AornisHades · 04/10/2018 11:03

I do wonder sometimes if we hadn't had the diagnosis for dd whether she would have tried harder to be like her peers, whether she would have had to develop coping strategies where she has been able to opt out.
However rationally I can see that she was always different, that the difference was growing before anyone else wondered about autism and I suspect things would be very much worse than they are. At least she knows she's not doing something wrong and she sees the world differently for a reason.

QuantumGroan · 04/10/2018 11:04

DS is at the mild end of the spectrum -when he was first diagnosed at 9 years old, it has helped us talk through some of the challenges he has in a less critical way, when you can blame the autism it doesn't feel so personal for him.

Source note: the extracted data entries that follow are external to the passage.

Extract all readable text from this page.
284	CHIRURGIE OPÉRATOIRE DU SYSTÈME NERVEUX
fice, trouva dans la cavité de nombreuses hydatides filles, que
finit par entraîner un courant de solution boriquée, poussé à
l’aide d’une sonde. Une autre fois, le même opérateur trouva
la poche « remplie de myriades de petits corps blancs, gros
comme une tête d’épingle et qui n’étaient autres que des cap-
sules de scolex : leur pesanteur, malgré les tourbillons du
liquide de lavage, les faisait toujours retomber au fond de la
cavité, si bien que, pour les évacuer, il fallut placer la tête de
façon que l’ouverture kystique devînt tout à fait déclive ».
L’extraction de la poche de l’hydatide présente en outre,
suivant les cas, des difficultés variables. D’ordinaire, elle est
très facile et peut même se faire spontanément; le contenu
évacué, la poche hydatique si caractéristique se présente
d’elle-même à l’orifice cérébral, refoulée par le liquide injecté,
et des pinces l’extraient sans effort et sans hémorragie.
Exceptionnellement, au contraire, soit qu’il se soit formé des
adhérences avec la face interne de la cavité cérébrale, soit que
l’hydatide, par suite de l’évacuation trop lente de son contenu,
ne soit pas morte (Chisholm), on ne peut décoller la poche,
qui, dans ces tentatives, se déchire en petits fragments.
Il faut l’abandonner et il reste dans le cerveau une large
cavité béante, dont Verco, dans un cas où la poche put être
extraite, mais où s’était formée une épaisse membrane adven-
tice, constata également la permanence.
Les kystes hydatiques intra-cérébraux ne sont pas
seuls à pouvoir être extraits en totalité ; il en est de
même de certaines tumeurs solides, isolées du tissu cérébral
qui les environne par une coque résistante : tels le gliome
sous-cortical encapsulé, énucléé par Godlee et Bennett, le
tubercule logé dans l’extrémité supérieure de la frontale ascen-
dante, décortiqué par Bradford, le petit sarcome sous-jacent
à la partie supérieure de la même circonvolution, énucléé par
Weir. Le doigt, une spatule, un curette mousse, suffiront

He's now 15 though and won't even hear it mentioned - he thinks he was misdiagnosed!

Shednik · 04/10/2018 11:08

I'm newly diagnosed.
My ds has had his diagnosis for five years.

I think the diagnosis helps understanding. It enables us to access support and explain his needs to others. It also entitles him to reasonable adjustments under the equality act and DDA. It enables others to understand him.

My diagnosis is enabling me to understand myself. Without it, I grew up feeling like a freak, hating myself, not understanding why I couldn't fit in, feeling ashamed and defective.

I also experienced a lot of negative judgement.

My view is, that if your dd has autism, she still has it with or without a label. She will still be and feel different and will still struggle. But undiagnosed, she will forward so without understanding or support. And without self-awareness and the ability to find tools to make her life easier.

Fwiw, life hasn't got harder for me as I got older. School was the hardest time for me. As an adult I have found friends who get me and had more control over my environment so I'm less of a square peg in a round hole. I do struggle socially and I have more insight now. I'm hopeful that at nearly 40 I can still find ways of coping.